To create a heterogeneous structure, first construct the outer-product matrix. Then construct another matrix, such as an AR(1), CS, or Toeplitz. For example, a mathematical representation of an AR(1) correlation structure is shown to the right. An AR(1) correlation struture is an example of a Toeplitz matrix for which the generating vector is $(1, \rho, \rho^2, \ldots, \rho^d)$.

The heterogeneous structure is the Hadamard product of the two matrices. This is shown in the following SAS IML program for the heterogeneous AR(1) structure:

proc iml;
/* AR1 correlation structure:
   https://blogs.sas.com/content/iml/2012/11/05/constructing-common-covariance-structures.html */
start AR1Corr(dim, rho);
   u = cuprod(j(1,dim-1,rho)); /* cumulative product */
   return( toeplitz(1 || u) );
finish;
 
/* construct ARH(1) heterogeneous structure as Hadamard product 
   of outer-produt matrix (sigma*sigma`) and an AR(1) matrix */
sigma = {2, 4, 3, 1};
rho=0.5;                     /* AR(1) parameter */
dim = nrow(sigma);
 
OutProd = sigma * sigma`;
AR1 = AR1Corr(dim, rho);
ARH1Cov = OutProd # AR1;     /* Hadamard product */
print OutProd, AR1, ARH1Cov;

The output shows the three matrices. The first matrix is an outer product of a vector that contains four standard deviation parameters. The second matrix is an AR(1) covariance matrix with the parameter ρ = 1/2. The third matrix is the Hadamard product (elementwise multiplication) of the first two matrices. The third matrix exhibits the heterogeneous AR(1) structure, which is also called the ARH(1) structure.

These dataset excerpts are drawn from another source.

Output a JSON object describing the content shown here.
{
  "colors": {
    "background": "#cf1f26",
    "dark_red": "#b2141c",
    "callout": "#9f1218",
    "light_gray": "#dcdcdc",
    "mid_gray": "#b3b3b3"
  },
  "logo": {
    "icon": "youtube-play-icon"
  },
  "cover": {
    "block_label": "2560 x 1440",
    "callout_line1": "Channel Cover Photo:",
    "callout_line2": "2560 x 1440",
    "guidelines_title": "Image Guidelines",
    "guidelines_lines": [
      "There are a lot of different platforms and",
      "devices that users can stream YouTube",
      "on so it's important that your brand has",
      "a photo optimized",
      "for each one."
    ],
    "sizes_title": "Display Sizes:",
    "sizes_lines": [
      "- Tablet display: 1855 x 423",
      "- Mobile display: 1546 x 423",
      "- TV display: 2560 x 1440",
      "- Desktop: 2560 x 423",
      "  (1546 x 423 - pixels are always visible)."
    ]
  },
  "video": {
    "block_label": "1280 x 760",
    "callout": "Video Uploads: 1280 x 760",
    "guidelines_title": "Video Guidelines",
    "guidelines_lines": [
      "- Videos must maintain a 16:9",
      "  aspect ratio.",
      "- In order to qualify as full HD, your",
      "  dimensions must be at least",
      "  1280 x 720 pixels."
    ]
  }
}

You can use the same process to construct other heterogeneous structures. The first step is always the same. You change the structure of the second matrix.

Summary

This article shows how to construct a heterogeneous structured covariance matrix. Examples include heterogeneous AR(1), heterogeneous compound symmetry (CSH), heterogeneous Toeplitz (TOEPH), and first-order antedependence (ANTE(1)). The heterogeneous matrices are Hadamard products of an outer-product matrix and another structured matrix. The SAS IML language supports functions and operations that make it easy to construct these matrices.